Saturday, August 8, 10AM – 2PM | Taught by Shannon Roudhán & Jason Bowlsby 🎨
- Single-session class at the Mercer Island Community & Event Center
8236 SE 24th St, Mercer Island - $100 for MIVAL members
- $120 for non-members
- All skill levels welcome
- Ages 18+
Reclaim. Repurpose. Reinvent.
Visible mending is having a moment – but Shannon and Jason take it somewhere else entirely. In this four-hour workshop rooted in their latest book, Mending Handbook, you will explore mending not as a chore but as an artistic practice: one where every worn hem, fraying edge, and well-loved textile becomes an opportunity for intentional creative expression.
If you can hold a needle, you can do this.
Rooted in the Japanese philosophy of Mottainai – the belief that nothing should be wasted and everything has inherent value – this workshop invites you to see worn and fraying textiles not as problems to solve but as surfaces waiting for something new. Working with a curated selection of fabric samples and guided by a few foundational stitches – seed stitch, fern stitch, chain stitch, and running stitch – you will move at your own pace through guided practice and open exploration, building samples that live at the intersection of practical visible mending and textile art. This is not a project class with a prescribed outcome. It is a space to experiment, play, and discover what mending looks like in your hands. If you have a beloved garment you have been meaning to repair or reimagine, bring it along – Shannon and Jason will be on hand to offer guidance whenever you want it.

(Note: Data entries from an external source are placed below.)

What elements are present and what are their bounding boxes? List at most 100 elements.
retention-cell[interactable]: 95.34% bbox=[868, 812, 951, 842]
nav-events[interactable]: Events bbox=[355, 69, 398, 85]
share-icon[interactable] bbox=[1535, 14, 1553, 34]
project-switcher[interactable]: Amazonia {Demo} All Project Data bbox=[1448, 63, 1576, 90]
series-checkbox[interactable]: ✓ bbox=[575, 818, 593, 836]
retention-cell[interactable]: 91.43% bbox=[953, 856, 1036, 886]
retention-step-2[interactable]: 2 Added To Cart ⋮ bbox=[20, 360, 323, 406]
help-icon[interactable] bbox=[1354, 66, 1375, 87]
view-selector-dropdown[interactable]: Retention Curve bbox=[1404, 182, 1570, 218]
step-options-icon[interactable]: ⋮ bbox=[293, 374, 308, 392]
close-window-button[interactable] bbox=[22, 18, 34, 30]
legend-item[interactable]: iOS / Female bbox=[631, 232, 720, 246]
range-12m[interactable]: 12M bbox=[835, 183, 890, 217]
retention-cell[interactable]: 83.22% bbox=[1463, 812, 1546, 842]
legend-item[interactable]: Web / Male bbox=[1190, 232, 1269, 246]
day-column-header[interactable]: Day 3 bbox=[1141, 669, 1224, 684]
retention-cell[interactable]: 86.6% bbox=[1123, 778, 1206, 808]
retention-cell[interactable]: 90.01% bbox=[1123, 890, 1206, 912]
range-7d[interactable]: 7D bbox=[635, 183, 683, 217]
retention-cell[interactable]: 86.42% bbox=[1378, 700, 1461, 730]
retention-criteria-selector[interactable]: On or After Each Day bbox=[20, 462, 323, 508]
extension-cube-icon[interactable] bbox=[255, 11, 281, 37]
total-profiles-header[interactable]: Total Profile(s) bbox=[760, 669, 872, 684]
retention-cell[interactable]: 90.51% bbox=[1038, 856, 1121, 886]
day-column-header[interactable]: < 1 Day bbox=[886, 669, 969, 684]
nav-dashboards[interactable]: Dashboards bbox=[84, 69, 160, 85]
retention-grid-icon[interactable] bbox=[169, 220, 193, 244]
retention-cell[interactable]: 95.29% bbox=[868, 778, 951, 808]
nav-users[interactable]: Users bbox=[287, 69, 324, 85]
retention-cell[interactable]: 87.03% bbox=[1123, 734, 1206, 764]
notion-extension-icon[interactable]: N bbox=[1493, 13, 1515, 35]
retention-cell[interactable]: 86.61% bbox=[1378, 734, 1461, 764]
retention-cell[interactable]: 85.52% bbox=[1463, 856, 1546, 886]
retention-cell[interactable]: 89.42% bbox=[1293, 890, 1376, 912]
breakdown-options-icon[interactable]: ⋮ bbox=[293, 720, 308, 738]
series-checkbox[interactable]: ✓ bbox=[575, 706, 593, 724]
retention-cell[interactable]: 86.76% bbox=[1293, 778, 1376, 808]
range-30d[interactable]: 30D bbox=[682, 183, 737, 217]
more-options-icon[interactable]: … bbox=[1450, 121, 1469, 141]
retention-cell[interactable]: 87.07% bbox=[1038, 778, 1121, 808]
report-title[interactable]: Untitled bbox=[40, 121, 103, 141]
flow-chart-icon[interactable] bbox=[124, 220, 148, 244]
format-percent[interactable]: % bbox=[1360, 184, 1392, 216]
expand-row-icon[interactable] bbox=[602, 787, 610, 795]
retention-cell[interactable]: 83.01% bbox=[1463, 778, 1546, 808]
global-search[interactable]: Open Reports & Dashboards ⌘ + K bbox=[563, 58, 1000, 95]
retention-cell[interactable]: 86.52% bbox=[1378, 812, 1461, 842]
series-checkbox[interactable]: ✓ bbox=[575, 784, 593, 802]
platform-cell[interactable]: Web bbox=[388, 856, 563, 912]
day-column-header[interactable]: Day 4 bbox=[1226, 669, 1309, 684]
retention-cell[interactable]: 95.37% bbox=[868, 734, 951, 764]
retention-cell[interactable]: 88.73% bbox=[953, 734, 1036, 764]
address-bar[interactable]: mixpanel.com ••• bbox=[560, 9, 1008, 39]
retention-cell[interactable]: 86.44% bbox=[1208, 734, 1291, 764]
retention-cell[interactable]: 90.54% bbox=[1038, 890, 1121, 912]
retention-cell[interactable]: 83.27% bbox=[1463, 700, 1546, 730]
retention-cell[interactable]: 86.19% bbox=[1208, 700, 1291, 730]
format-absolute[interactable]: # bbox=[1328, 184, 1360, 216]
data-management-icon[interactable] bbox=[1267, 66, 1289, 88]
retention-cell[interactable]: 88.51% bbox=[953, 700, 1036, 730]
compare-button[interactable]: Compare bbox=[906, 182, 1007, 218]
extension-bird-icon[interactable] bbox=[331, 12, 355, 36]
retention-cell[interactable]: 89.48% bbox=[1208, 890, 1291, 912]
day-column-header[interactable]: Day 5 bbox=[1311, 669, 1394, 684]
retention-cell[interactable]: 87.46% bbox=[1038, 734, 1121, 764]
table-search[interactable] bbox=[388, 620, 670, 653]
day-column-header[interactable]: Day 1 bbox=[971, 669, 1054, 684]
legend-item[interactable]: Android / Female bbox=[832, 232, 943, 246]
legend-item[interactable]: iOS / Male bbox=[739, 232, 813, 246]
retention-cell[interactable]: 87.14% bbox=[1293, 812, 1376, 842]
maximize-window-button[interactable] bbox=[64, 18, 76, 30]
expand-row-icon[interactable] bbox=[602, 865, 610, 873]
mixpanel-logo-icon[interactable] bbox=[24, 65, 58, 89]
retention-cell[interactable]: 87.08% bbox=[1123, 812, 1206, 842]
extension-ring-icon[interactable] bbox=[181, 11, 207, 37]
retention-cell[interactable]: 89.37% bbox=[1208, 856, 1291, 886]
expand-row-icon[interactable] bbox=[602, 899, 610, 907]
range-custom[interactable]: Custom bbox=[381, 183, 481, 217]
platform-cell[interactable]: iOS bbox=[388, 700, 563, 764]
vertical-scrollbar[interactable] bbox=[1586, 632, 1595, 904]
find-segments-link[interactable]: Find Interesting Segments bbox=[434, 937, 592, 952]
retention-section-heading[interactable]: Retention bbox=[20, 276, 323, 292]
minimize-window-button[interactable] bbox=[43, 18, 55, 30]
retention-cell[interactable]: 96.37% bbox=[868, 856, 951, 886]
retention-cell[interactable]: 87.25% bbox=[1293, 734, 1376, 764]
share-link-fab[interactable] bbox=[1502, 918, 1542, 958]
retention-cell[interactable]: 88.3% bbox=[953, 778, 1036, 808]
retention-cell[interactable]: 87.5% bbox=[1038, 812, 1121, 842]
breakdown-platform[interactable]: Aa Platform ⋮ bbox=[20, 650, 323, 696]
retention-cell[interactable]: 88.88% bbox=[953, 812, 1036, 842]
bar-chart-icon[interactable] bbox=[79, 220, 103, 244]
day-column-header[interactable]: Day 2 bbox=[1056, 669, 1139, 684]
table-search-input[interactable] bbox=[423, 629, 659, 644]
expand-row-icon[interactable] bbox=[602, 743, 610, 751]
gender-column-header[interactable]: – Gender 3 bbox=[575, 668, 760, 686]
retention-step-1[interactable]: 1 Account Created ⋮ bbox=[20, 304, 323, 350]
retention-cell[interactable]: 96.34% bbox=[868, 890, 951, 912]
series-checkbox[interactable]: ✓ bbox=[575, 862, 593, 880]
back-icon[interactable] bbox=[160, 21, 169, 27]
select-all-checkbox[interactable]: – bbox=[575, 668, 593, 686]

Shannon and Jason will bring finished works to inspire and ground the work, including pieces that began as repairs and became something else entirely.
The workshop is designed with breathing room built in – this is not a race. All materials are included in a kit provided at the workshop. No prior textile experience is required.
Shannon Roudhán and Jason Bowlsby are Seattle-based multidisciplinary artists, authors, and educators working across reclaimed textiles, sashiko, boro, wearable art, painting, and pen and ink. Authors of more than fifteen books – including Mending Handbook (C&T Publishing, 2026) – and researchers with the Seattle Art Museum and the Amuse Museum in Japan, their practice is rooted in the Japanese philosophy of Mottainai: nothing wasted, everything in conversation.